Imagine this: you are walking with your tribe across the plains of the Savannah. Predation is a fact of life; you are surrounded by carnivores, and you are your kind are walking meat snacks.
Especially if one of you stops walking…
What do you when one of your own stops moving, becomes inanimate*, falls to the ground? What do you with death, especially when carrion hunters abound?
This is conjecture, but I for one wouldn’t want to attract the attention of hungry monsters.
I would want to hide the meat…
*[in-animate, from the Latin anima, “a current of air, wind, air, breath, the vital principle, life, soul”]
*
100,000 years ago, we have records of intentional human burial.
The site in question is in Israel, specifically at the site of Qafzeh, where 15 Homo Sapiens were found in a cave. This was ritualistic, as many pieces of red ocher (as well as ocher stained tools) were found near the bodies [further info: Smithsonian Institute, link: https://humanorigins.si.edu/evidence/behavior/burial/qafzeh-oldest-intentional-burial].
In other words, Grave Digger might be the worlds’ second oldest profession.
Which makes sense; life and death, or as comparative mythologists/anthropologists like to call it, Womb and Tomb, appear to be the two most human stories; the Womb is love and sex…the Tomb is what follows.
*
Birth implies a descent, a passage out of darkness, into light.
We are born (barring Cesarean section babies) headfirst.
The so-called ‘Nekyia’, or more precisely ‘Katabasis’, describes a continuation of the process, only here we go from the light, back into the dark.
This is a technical distinction; Nekyia refers specifically to summoning the dead, i.e., ghosts. It can best be translated as necromancy, but in its broadest sense, it has also come to mean any underworld journey, assuming it is a two-way trip.
*
In Sumeria, Innana made the descent to visit her sister.
In the Greek world, we have Persephone, Heracles, Odysseus and Orpheus (and if you’re feeling satirical, I highly suggest the Roman Nekyia of Mennipus, which is decidedly tongue-in-cheek).
In the Americas, Hero Twins Hunahpú and Xbalanqué made their way through Xibalba in the Popol Vuh.
In India, the sage Markendaya had his own Nekyias, both in dealing directly with Death (Yama) and finally, at the End of Time.
And in an extra-Biblical tradition, there is the Harrowing of Hell, in which Jesus Christ descends to liberate the Patriarchs (who were sent to Hell by virtue of having not been Christian, a rather odd epistemological paradox).

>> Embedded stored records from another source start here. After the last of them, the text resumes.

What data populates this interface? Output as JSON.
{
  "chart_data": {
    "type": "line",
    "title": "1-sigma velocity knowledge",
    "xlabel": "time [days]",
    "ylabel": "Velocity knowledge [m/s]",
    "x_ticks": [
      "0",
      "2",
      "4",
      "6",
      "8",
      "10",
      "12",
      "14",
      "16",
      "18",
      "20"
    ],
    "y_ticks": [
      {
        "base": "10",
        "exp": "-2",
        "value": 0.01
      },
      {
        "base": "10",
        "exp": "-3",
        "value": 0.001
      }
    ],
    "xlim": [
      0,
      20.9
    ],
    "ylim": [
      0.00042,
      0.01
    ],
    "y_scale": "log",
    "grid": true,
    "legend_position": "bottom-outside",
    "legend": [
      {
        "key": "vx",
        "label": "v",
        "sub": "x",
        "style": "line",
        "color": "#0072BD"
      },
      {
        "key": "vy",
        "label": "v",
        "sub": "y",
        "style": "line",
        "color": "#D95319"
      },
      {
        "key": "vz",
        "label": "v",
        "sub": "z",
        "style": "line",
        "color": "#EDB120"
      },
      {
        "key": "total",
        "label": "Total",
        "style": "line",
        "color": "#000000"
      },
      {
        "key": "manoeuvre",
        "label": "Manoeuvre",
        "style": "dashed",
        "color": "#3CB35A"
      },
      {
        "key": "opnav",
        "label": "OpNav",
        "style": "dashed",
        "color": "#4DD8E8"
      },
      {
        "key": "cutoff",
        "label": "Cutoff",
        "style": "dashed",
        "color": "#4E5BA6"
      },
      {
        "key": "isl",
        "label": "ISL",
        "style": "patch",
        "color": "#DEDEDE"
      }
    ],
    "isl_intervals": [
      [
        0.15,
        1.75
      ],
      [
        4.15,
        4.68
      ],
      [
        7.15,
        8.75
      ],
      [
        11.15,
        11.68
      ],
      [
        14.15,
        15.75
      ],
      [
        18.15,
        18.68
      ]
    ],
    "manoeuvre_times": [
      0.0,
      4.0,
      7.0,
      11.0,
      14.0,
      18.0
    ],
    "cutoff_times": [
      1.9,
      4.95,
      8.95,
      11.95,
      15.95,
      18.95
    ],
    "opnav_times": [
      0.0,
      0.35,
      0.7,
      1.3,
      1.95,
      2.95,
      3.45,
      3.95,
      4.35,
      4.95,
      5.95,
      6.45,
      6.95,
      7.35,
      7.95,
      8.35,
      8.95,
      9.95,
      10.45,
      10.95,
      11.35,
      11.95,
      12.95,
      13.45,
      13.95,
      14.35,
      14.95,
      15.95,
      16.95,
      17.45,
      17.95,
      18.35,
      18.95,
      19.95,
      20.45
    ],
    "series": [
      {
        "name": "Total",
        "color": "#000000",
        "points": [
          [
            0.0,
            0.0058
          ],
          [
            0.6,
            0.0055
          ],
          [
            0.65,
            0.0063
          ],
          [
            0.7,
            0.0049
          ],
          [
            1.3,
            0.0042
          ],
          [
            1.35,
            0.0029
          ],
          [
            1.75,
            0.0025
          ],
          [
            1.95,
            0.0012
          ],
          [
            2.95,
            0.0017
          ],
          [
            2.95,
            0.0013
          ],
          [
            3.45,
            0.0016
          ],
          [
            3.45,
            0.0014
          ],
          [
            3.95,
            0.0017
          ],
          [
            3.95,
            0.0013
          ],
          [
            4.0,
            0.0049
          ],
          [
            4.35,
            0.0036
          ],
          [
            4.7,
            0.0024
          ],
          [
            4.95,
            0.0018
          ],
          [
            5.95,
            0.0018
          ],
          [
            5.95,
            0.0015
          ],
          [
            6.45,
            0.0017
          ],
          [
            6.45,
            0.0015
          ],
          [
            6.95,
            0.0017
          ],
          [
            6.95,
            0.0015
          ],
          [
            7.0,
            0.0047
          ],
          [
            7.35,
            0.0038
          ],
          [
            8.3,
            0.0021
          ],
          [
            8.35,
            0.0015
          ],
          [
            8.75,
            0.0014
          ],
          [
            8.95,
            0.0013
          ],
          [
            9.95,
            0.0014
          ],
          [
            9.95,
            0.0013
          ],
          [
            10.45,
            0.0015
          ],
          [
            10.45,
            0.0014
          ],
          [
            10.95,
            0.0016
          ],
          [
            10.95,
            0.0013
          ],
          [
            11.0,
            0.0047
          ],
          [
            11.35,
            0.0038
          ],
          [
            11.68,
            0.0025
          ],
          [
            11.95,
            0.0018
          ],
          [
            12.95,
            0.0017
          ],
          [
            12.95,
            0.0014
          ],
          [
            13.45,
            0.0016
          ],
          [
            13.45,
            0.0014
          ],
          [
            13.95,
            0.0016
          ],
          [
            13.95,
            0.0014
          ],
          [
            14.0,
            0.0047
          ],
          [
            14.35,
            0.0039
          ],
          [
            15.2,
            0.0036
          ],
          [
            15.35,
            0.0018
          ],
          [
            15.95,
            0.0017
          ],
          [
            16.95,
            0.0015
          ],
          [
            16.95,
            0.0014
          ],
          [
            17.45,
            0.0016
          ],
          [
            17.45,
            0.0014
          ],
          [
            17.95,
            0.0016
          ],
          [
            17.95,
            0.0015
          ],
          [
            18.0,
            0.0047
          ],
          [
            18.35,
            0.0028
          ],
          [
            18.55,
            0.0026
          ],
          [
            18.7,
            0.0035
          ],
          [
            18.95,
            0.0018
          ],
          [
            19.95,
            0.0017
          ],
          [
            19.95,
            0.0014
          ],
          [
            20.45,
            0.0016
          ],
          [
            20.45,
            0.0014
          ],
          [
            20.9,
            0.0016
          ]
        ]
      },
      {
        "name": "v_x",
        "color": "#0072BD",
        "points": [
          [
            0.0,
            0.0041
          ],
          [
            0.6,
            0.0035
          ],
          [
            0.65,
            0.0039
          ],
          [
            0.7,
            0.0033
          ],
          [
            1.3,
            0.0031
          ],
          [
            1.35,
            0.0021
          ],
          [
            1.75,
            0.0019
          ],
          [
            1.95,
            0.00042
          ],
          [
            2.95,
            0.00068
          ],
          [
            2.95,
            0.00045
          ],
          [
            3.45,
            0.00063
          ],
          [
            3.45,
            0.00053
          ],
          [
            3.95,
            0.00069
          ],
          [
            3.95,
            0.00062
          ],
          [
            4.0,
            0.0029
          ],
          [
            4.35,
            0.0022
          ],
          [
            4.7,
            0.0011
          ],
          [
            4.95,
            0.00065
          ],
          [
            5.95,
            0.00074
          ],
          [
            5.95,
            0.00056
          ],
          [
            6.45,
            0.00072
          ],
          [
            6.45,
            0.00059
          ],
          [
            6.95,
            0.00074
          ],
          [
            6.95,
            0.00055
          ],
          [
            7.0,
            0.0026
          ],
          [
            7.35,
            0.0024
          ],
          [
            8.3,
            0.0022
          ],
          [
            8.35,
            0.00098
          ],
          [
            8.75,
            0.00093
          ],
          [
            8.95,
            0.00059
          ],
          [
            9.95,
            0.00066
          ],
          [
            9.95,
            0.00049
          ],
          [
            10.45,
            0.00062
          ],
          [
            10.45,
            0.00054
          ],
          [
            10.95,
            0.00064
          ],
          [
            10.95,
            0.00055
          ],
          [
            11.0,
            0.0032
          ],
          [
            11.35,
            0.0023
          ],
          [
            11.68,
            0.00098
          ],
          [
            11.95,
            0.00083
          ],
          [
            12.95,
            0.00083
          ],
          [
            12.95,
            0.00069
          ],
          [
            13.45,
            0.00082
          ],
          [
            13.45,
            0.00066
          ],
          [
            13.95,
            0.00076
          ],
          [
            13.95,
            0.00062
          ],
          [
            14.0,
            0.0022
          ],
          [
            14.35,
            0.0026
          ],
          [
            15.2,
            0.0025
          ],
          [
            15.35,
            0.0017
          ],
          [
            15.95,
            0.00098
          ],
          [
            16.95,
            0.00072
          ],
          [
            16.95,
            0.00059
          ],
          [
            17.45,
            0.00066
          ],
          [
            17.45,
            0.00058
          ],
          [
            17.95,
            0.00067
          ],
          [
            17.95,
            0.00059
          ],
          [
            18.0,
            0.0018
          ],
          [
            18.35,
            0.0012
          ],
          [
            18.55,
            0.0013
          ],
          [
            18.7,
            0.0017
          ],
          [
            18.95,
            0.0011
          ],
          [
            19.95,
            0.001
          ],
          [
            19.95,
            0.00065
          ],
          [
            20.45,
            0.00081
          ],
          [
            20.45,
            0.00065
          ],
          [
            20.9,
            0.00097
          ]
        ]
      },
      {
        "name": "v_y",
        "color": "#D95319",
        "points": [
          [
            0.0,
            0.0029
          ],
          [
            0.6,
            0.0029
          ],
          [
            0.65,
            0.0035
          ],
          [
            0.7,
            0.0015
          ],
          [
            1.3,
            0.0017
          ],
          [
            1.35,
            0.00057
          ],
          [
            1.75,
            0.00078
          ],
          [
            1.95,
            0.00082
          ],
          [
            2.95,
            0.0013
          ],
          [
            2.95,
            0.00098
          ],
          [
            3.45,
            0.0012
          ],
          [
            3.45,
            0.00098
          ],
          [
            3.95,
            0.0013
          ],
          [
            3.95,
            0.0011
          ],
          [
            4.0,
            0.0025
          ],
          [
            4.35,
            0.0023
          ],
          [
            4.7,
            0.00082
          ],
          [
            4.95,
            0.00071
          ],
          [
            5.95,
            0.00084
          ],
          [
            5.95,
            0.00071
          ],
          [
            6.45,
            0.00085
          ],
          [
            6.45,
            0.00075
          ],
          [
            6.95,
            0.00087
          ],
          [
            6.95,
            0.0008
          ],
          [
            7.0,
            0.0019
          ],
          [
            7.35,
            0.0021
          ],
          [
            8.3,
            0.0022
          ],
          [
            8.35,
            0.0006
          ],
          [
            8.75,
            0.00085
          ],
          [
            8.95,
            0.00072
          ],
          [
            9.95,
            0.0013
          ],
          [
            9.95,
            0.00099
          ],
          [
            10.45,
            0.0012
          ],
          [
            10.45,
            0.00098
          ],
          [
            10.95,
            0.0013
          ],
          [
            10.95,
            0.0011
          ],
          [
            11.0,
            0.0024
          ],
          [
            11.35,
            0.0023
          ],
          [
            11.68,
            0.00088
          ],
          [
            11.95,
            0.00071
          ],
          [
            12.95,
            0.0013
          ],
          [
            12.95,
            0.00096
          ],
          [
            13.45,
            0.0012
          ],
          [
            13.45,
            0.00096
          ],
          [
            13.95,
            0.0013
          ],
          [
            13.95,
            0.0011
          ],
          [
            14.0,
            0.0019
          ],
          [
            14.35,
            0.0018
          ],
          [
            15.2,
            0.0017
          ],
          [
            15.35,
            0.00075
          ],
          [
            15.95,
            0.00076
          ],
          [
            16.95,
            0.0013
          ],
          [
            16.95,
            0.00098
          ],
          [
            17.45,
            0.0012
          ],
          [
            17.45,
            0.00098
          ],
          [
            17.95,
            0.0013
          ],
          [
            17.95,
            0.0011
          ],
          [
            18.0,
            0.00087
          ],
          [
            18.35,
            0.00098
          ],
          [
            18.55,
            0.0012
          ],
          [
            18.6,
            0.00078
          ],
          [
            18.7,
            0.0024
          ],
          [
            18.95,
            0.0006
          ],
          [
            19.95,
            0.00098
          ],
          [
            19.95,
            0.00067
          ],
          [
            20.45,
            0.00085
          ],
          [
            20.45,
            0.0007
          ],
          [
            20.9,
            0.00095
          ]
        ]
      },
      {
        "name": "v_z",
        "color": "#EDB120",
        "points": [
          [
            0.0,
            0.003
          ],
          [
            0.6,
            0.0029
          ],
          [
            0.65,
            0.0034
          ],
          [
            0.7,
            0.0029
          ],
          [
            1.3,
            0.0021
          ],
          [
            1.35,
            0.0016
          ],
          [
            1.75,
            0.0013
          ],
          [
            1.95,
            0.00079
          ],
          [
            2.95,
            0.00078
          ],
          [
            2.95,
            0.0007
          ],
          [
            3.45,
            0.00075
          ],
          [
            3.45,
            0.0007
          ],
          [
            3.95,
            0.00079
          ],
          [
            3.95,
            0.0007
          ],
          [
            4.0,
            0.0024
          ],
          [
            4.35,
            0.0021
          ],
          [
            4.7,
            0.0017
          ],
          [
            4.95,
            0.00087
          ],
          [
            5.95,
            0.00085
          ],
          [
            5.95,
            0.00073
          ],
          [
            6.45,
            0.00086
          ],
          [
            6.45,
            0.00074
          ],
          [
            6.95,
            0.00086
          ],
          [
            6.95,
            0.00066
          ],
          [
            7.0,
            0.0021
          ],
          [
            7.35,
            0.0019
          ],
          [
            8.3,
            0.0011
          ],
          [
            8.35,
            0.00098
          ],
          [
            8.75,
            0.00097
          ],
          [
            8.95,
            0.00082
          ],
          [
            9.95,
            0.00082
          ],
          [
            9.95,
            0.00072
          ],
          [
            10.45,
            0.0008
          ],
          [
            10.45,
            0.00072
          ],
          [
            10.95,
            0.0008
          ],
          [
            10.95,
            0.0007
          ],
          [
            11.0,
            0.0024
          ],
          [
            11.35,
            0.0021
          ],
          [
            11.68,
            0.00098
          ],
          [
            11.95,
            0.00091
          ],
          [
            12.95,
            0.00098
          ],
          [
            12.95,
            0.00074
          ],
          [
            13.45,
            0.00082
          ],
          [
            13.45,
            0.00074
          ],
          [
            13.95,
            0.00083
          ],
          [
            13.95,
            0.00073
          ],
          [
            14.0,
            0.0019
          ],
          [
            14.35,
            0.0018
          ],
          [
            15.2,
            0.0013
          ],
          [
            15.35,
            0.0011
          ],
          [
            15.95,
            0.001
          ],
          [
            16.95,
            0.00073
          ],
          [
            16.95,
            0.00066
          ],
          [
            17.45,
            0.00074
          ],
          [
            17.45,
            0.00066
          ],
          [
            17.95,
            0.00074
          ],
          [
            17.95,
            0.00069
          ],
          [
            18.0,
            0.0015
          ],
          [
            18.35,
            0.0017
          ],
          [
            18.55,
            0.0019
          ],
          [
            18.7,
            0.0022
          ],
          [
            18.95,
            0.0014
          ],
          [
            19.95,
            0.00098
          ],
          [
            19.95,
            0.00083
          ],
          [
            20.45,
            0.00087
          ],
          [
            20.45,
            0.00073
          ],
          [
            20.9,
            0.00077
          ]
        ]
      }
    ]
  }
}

This is a very, very short list.
*
Katabasis is a broader term, which means any descent, be it military, psychological, or spiritual.
So, when we bury our dead, does the journey end? Or is the Katabasis just the beginning?
How important is ritual preparation to ensure the safe journey?
The answers to these – and many other questions – can be found by studying religion.
One could argue that religion, in all of its manifestations, is really just our way of dealing with the “Undiscovered Country”, the afterlife as Shakespeare describes it in Macbeth:
To grunt and sweat under a weary life,
But that the dread of something after death,
The undiscovered country from whose bourn
No traveler returns, puzzles the will,
And makes us rather bear those ills we have,
Than fly to others that we know not of?
-Hamlet, Act 3, Scene 1, Bill Shakespeare
*
The take-away?
Bill didn’t have a lot of faith.
But that’s beauty of the Undiscovered Country:
It doesn’t care what kind of ride you think you’re getting on.
The point is, as soon as you took your first breath, you got in line.
Your ticket was prepaid, bought buy some hidden, mysterious booth master(s).
Like it or not, it’s got your name and number in bold print.
And there’s no easy way to cut in or out.
So, to quote the late, great Bill Hicks:
Enjoy the ride!

What a fascinating piece! I will have to remember the term “Nekyia.” Underworld journeys appear in so many mythologies, and it’s nice to have a term that links this diverse group of tales. I wonder if it has to be specifically the land of the dead or if any otherworld counts? I’m thinking of Pwyll from Welsh mythology who trades places with Arawn, king of Annwn for a time. Then there’s Kōga Saburō in Japanese myth, who travels through some sort of underworld (but I’m not sure if it’s Yomi, the official land of the dead) and experiences a kind of rebirth as a serpent on returning to the living world.